In the production process of probiotic active folic acid powder, the raw material pretreatment link is the basis for ensuring the activity of the ingredients. Probiotic strains need to be screened and activated in a low temperature environment to avoid high temperature causing strain inactivation. The culture medium used in the activation process needs to strictly control the pH value to provide a suitable growth environment for probiotics. Folic acid raw materials need to be purified to remove impurities that may affect its stability. At the same time, microencapsulation technology is used to initially protect folic acid so that it can reduce direct contact with external factors in subsequent processing.
Temperature and humidity control of the production environment is crucial. The entire production line needs to maintain a constant low temperature environment, usually controlled within a low temperature range, to avoid temperature fluctuations affecting the two components. Air humidity also needs to be strictly controlled. Excessive humidity will cause the probiotic active folic acid powder to absorb moisture and agglomerate, destroying the cell structure of probiotics and the chemical stability of folic acid. The air in the production workshop needs to be filtered at multiple levels to reduce microbial contamination, prevent miscellaneous bacteria from competing for nutrients with probiotics, and prevent pollutants from adhering to the surface of folic acid to cause degradation.
The design of the mixing process focuses on mildness and uniformity. Traditional high-speed stirring and mixing easily generates heat and shear force, which may damage the probiotic bacteria and folic acid molecular structure. Therefore, low-speed double-helix mixing equipment is often used to fully blend the two components through slow tumbling. Inert gas is also introduced during the mixing process to isolate oxygen, because oxygen not only oxidizes folic acid, but also inhibits the activity of probiotics. The protection of inert gas can create a stable microenvironment for the two components.
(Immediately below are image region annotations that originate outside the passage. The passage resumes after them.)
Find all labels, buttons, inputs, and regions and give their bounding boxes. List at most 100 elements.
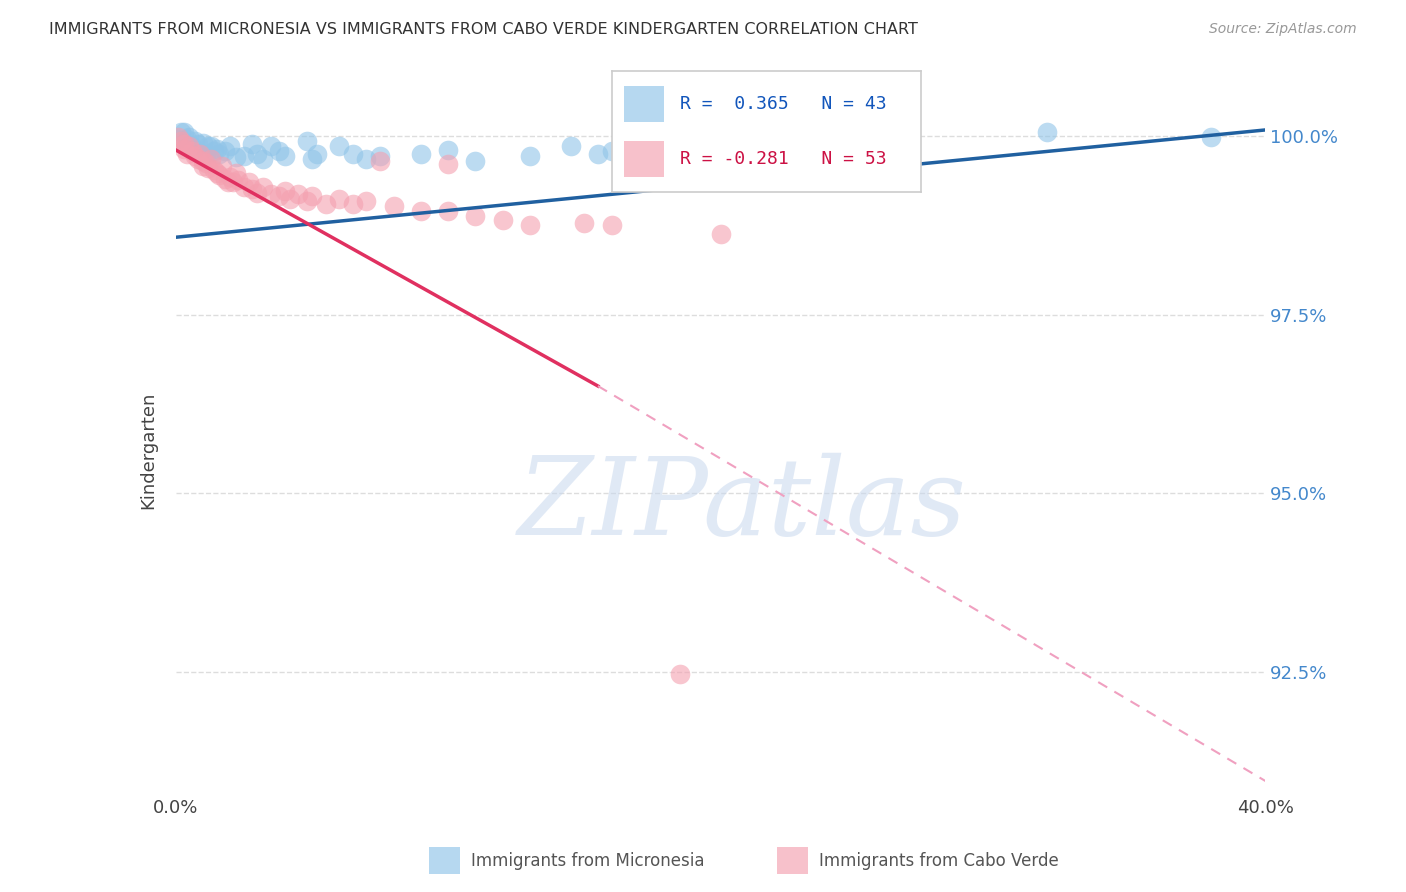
Point (409, 146, 432, 161)
Point (586, 146, 609, 161)
Point (225, 166, 247, 180)
Point (173, 137, 195, 152)
Point (437, 203, 460, 218)
Point (170, 125, 193, 139)
Point (382, 199, 405, 213)
Point (214, 145, 236, 159)
Point (560, 139, 582, 153)
Point (269, 189, 291, 203)
Point (274, 149, 297, 163)
Point (464, 153, 486, 168)
Point (342, 196, 364, 211)
Point (200, 152, 222, 166)
Point (295, 194, 318, 209)
Y-axis label: Kindergarten: Kindergarten (139, 392, 157, 509)
Point (519, 149, 541, 163)
Point (1036, 125, 1059, 139)
Point (710, 152, 733, 166)
Point (240, 137, 263, 152)
Point (278, 192, 301, 206)
Point (205, 166, 228, 180)
Point (274, 185, 297, 199)
Point (437, 157, 460, 171)
Point (186, 137, 209, 152)
Text: R =  0.365   N = 43: R = 0.365 N = 43 (679, 95, 886, 113)
Text: ZIPatlas: ZIPatlas (517, 453, 967, 558)
Point (211, 159, 233, 173)
Point (328, 139, 350, 153)
Point (188, 146, 211, 161)
Point (240, 182, 263, 196)
Point (574, 216, 596, 230)
Point (197, 161, 219, 175)
Point (232, 149, 254, 163)
Point (202, 145, 225, 159)
Text: Immigrants from Micronesia: Immigrants from Micronesia (471, 852, 704, 870)
Point (179, 139, 201, 153)
Point (205, 142, 228, 156)
Point (519, 218, 541, 232)
Point (202, 163, 225, 178)
Point (184, 134, 207, 148)
Point (252, 152, 274, 166)
Bar (624, 141, 664, 178)
Point (214, 171, 236, 186)
Point (184, 149, 207, 163)
Point (287, 187, 309, 202)
Point (232, 180, 254, 194)
Point (225, 150, 247, 164)
Point (668, 666, 690, 681)
Point (492, 213, 515, 227)
Point (173, 125, 195, 139)
Point (328, 192, 350, 206)
Point (176, 132, 198, 146)
Point (356, 194, 378, 209)
Point (217, 175, 239, 189)
Point (246, 186, 269, 200)
Text: Source: ZipAtlas.com: Source: ZipAtlas.com (1209, 22, 1357, 37)
Point (437, 143, 460, 157)
Point (167, 130, 190, 145)
Point (260, 139, 283, 153)
Point (194, 146, 217, 161)
Point (368, 153, 391, 168)
Point (409, 203, 432, 218)
Point (260, 187, 283, 202)
Text: IMMIGRANTS FROM MICRONESIA VS IMMIGRANTS FROM CABO VERDE KINDERGARTEN CORRELATIO: IMMIGRANTS FROM MICRONESIA VS IMMIGRANTS… (49, 22, 918, 37)
Point (219, 139, 242, 153)
Point (295, 134, 318, 148)
Point (181, 145, 204, 159)
Point (194, 156, 217, 170)
Point (614, 153, 637, 168)
Point (464, 209, 486, 223)
Point (315, 196, 337, 211)
Point (307, 146, 329, 161)
Bar (624, 86, 664, 122)
Point (179, 130, 201, 145)
Point (208, 168, 231, 182)
Text: Immigrants from Cabo Verde: Immigrants from Cabo Verde (820, 852, 1059, 870)
Point (368, 149, 391, 163)
Point (191, 153, 214, 168)
Point (208, 146, 231, 161)
Point (600, 145, 623, 159)
Point (186, 152, 209, 166)
Point (710, 227, 733, 242)
Point (176, 146, 198, 161)
Text: R = -0.281   N = 53: R = -0.281 N = 53 (679, 150, 886, 169)
Point (222, 175, 245, 189)
Point (252, 180, 274, 194)
Bar (778, 847, 808, 874)
Point (181, 139, 204, 153)
Point (301, 152, 323, 166)
Point (219, 170, 242, 185)
Point (167, 132, 190, 146)
Point (238, 175, 260, 189)
Point (301, 189, 323, 203)
Point (170, 134, 193, 148)
Point (356, 152, 378, 166)
Point (269, 145, 291, 159)
Point (197, 139, 219, 153)
Bar (429, 847, 460, 874)
Point (191, 136, 214, 150)
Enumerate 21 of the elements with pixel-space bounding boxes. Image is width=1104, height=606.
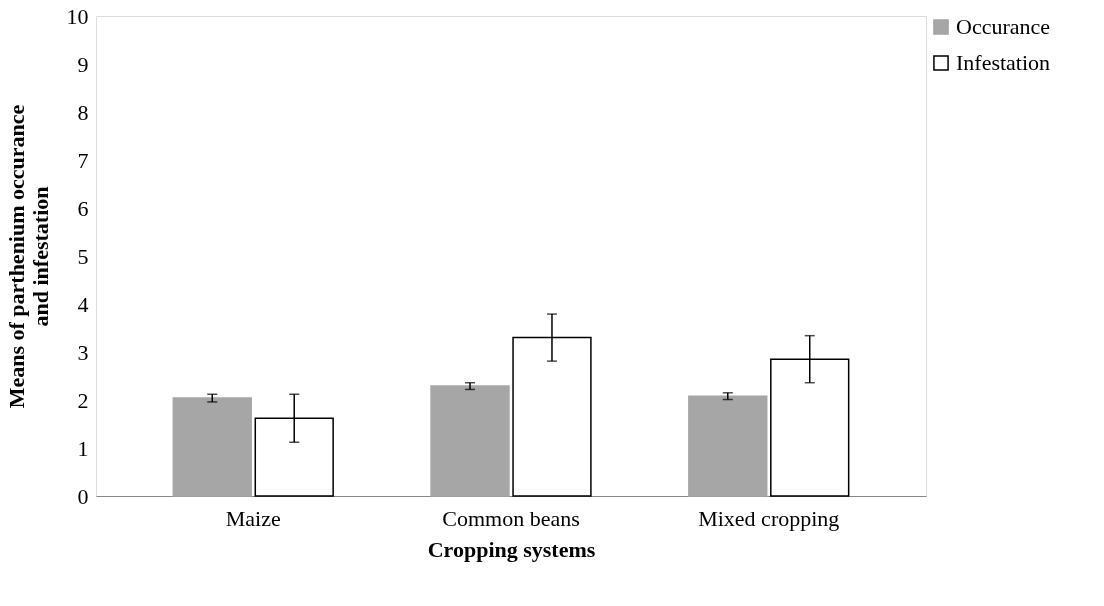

Low-temperature freeze-drying technology is used in the drying process to maximize the activity of the components. The mixed materials are frozen below the freezing point to convert the water into ice crystals, and then the water is removed by sublimation in a vacuum environment, avoiding the damage of conventional high-temperature drying to probiotics and folic acid. During the freeze-drying process, the vacuum degree and heating rate must be accurately controlled to ensure that the water is completely removed without causing the probiotics to be inactivated or the folic acid molecular structure to change due to a sudden temperature rise. The dried probiotic active folic acid powder has an extremely low water content, which can reduce the impact of the hydrolysis reaction on the components.
The sterilization process must take into account both the effect and the protection of the components. The production line uses non-thermal sterilization technologies such as ultraviolet light or pulsed electric field to replace traditional high-temperature sterilization. While killing microorganisms on the surface of raw materials and equipment, it avoids high temperature damage to probiotics and folic acid. For packaging materials, sterilization is required to ensure that they will not introduce contaminants. At the same time, the selection of packaging materials must have good barrier properties to prevent external microorganisms from entering the product and affecting the stability of the two ingredients.
The filling and sealing links pursue efficiency and sealing. The filling process is carried out in a sterile clean room. The contact parts between the equipment and the probiotic active folic acid powder are made of food-grade stainless steel and are sterilized at low temperatures. The filling speed must be precisely controlled to avoid the probiotic active folic acid powder from being exposed to the air for too long and reduce contact with oxygen and moisture. Heat sealing technology is used during sealing to ensure the sealing of the packaging. At the same time, the heat sealing temperature and time are repeatedly debugged. Under the premise of ensuring a firm seal, high temperature is prevented from being transmitted to the inside to destroy the activity of the ingredients. After sealing, leak detection will also be performed to prevent the seal from failing due to tiny gaps.
The process connection between finished product storage and transportation is indispensable. Finished products must be immediately transferred to a low-temperature storage environment, and the storage temperature must be consistent with that of the production workshop to prevent temperature changes from causing moisture migration inside the probiotic active folic acid powder. During transportation, refrigerated vehicles with temperature control functions are used to monitor temperature data throughout the process to ensure that the product is always in suitable storage conditions before it reaches the hands of consumers. Clear storage temperature reminders will also be marked on the outside of the packaging to guide the correct storage in subsequent links, forming a complete active protection chain from production to use.